You look out through a thin panorama of windscreen, with a high bonnet edge and low roof line. The steering wheel – pleasingly sized and sculpted – doesn’t adjust for reach but the seats are fine and cabin space is acceptable. There’s more storage space and the boot is more useable.
What’s it like?
The V6 fires via a start button to a burbly idle. Throttle response is leisurely, the gearshift wide and positive, and the 370Z’s transmission graunches and whines through first gear.
The 3.7-litre engine is disinclined to zip around its rev-band. The 370Z instead strolls towards the 7500rpm limiter, feeling quick enough but far from brutally fast; just positive and strong.
The 370Z wants a positive stab on the throttle during heel-and-toeing too, unless you let it do that for you: the 370Z is the first car that will automatically blip the throttle on downshifts with a manual gearbox.
This system is called Synchro Rev and will be standard on all manual 370Zs. Synchro Rev works well, but you can switch it off if you want to do it yourself.
Body control is good and the ride composed, but it might prove a bit too soft for the UK in this form. Still, it steers nicely.
The 370Z’s steering isn’t overly sharp but, at 2.5 turns lock-to-lock, the directness and accuracy are spot on. Traction is good too; certainly better than before.
During hard cornering some understeer builds up. This can either be driven through on the throttle or, with a stab and a bung, eliminated in the first place; then the 370Z will go controllably sideways.
Should I buy one?
Absolutely.

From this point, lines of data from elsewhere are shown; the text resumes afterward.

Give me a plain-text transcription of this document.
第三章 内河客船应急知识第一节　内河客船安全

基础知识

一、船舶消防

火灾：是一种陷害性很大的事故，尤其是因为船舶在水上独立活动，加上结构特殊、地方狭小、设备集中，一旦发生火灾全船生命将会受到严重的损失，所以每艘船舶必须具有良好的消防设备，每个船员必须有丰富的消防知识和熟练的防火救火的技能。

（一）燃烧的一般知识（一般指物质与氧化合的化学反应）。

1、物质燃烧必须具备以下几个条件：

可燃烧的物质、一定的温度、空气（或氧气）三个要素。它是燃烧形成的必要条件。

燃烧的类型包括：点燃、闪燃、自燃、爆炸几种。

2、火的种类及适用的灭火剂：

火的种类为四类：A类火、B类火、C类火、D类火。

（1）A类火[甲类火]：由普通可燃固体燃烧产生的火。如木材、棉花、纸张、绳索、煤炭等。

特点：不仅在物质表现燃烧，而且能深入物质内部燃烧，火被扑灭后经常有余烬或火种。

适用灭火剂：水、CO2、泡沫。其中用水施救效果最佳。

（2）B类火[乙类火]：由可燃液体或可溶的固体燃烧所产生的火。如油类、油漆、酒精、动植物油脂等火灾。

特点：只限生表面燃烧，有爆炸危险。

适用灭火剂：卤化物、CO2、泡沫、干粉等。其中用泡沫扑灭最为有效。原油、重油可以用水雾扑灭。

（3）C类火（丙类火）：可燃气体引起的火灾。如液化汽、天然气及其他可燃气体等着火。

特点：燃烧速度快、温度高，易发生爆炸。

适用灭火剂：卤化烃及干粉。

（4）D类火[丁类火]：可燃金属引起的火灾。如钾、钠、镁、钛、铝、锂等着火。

The Nissan 370Z takes all the objective qualities of its predecessor and turns up the good bits by a few notches.
It’s faster, makes a decent noise, has a better interior, weighs the same and should be competitively priced.
The old 350Z’s biggest draw was that, mixed in with all the objective stuff like value and speed, it was also engaging and alluring on an emotional level. The good news is that the 370Z is too.